BucketFS is a synchronous file system that is available on all database nodes in an Exasol clusters. Each node in the cluster can connect to the BucketFS service and will see the same content as the other nodes.

A BucketFS service contains a number of buckets that can store a number of files. Each bucket can have different access privileges. Folders are not supported directly, but if you specify an upload path including folders, these will be created. If all files from a folder are deleted, the folder will automatically be dropped.

Each configured data disk in Exasol has a preinstalled BucketFS service with a default bucket. You can create additional BucketFS services as needed.

Writing data to BucketFS is an atomic operation. There is no lock on files, so the latest write operation will overwrite the file. In contrast to the database itself, BucketFS is a pure file-based system and has no transactional semantic.

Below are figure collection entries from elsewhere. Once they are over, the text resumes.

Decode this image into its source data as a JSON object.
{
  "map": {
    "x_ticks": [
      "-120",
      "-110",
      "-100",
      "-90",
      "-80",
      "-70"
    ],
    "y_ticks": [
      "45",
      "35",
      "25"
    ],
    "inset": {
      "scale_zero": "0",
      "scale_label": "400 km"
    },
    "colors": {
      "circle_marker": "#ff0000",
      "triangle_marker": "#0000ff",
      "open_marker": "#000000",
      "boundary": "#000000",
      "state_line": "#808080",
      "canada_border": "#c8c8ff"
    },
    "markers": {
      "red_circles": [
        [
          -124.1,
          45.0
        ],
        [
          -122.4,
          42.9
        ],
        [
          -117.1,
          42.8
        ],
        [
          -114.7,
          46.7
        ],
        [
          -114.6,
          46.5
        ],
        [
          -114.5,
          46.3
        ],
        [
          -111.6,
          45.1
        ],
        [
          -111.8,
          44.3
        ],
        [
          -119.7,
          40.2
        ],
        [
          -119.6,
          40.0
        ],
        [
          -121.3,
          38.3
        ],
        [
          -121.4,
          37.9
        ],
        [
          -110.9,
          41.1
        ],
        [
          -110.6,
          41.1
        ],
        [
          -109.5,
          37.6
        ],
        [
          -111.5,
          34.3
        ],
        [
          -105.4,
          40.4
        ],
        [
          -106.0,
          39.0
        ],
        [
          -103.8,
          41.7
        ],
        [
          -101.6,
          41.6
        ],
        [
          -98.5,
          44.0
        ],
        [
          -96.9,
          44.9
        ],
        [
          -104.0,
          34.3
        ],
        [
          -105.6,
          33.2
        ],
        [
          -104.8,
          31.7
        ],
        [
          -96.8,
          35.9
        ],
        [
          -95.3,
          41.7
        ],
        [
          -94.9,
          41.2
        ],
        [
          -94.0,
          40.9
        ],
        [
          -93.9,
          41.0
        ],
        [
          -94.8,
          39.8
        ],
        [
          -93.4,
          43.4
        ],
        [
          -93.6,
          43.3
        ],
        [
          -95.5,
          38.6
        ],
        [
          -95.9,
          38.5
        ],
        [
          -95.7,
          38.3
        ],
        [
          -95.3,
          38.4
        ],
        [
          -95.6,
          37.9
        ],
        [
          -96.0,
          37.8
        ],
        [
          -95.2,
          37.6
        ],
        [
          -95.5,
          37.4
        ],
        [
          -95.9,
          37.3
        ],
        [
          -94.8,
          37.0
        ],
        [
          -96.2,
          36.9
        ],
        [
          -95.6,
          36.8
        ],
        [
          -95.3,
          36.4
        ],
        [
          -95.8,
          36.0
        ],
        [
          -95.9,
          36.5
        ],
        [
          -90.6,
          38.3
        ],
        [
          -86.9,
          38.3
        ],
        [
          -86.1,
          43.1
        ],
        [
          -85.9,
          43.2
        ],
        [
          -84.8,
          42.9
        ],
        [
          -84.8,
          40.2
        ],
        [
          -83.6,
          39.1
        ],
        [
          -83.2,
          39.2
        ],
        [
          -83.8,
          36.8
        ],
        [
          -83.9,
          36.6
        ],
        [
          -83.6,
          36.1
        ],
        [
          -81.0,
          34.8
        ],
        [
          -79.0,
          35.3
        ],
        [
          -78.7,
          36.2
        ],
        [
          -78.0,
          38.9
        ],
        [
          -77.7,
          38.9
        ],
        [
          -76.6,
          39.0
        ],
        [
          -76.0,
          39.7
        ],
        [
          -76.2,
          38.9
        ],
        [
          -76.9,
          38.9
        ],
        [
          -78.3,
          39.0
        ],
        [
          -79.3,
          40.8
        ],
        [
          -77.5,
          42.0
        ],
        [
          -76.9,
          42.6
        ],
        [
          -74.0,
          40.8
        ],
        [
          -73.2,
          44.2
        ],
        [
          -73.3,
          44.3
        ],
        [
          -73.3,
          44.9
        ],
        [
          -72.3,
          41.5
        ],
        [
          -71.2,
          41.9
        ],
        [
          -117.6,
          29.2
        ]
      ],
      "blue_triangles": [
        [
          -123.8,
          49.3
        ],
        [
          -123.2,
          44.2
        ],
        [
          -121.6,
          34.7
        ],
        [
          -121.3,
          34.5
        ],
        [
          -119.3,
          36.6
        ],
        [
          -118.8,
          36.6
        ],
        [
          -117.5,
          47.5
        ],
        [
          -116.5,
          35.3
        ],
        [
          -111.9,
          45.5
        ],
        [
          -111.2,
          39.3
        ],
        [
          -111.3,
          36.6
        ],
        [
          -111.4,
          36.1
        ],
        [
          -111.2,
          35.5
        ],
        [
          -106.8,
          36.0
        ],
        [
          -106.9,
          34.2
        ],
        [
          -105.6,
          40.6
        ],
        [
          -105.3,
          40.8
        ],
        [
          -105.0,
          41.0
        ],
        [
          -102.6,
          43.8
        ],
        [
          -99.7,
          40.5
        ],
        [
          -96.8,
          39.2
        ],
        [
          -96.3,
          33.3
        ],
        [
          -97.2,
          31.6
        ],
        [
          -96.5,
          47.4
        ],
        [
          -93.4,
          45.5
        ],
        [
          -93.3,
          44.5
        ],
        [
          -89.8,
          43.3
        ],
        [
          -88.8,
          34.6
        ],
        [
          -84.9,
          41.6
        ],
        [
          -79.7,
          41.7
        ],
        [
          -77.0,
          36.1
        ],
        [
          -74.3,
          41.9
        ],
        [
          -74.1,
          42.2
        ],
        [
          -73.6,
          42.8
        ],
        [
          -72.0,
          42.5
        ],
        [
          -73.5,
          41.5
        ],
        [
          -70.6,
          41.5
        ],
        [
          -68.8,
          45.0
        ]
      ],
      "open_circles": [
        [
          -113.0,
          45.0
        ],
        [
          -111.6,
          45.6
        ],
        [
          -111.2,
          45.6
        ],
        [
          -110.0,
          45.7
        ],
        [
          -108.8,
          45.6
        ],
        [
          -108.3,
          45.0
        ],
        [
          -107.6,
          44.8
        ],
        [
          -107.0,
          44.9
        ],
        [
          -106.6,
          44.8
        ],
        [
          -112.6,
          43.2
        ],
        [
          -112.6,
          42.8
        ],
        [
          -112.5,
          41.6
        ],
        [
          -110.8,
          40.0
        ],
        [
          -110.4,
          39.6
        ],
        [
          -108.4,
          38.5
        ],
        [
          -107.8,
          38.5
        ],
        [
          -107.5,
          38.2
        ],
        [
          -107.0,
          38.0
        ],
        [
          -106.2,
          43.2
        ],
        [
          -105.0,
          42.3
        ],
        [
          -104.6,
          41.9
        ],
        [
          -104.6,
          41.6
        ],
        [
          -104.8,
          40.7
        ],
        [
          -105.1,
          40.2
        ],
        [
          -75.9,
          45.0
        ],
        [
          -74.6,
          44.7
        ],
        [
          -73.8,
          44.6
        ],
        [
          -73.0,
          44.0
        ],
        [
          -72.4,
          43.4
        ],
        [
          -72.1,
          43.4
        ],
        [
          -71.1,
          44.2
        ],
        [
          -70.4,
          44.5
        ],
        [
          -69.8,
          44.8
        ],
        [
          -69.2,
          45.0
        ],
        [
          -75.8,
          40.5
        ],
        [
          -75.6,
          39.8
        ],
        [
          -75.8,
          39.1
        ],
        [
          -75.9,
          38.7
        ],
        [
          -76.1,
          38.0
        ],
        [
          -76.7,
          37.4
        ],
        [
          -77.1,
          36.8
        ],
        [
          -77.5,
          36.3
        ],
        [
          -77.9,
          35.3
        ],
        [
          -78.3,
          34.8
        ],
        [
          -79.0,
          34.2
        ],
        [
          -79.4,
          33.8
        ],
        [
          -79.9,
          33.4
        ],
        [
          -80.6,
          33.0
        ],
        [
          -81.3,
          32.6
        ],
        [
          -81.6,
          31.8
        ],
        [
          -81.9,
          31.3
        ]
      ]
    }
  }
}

When scripts are executed in parallel on the Exasol cluster, sometimes all instances need to access the same external data. Your algorithms could for example use a statistical model, or weather data. For such requirements it is obviously possible to use an external service such as a file server. In terms of performance it may however be better to have such data available locally on the cluster nodes. The Exasol BucketFS is developed for such use cases, where data should be stored synchronously and replicated across the cluster.

For detailed steps on how to create a new BucketFS service and create new buckets, see BucketFS Setup.

For information about how to expand script languages (for example, installing additional R packages) or integrate new languages into the script framework using BucketFS, see Adding New Packages to Existing Script Languages.

Usage notes

  • The default BucketFS service has a default bucket with the Java, Python and R script languages preinstalled. For storing larger amounts of user data we recommend that you create a separate BucketFS service on a separate partition.

    For information about how to create additional BucketFS services, see Create New BucketFS Service.

  • The data in BucketFS is replicated locally on every server and automatically synchronized. For performance reasons you should therefore not store very large amounts of data in BucketFS.

  • The data in BucketFS is not part of the database backups and must be backed up manually if needed.

    For information about how to download and upload files in BucketFS, see Manage Buckets and Files in BucketFS.

  • The default BucketFS service has HTTP deactivated and HTTPS activated on port 2581 by default.

    To change the ports in the BucketFS service, use the ConfD job bucketfs_modify.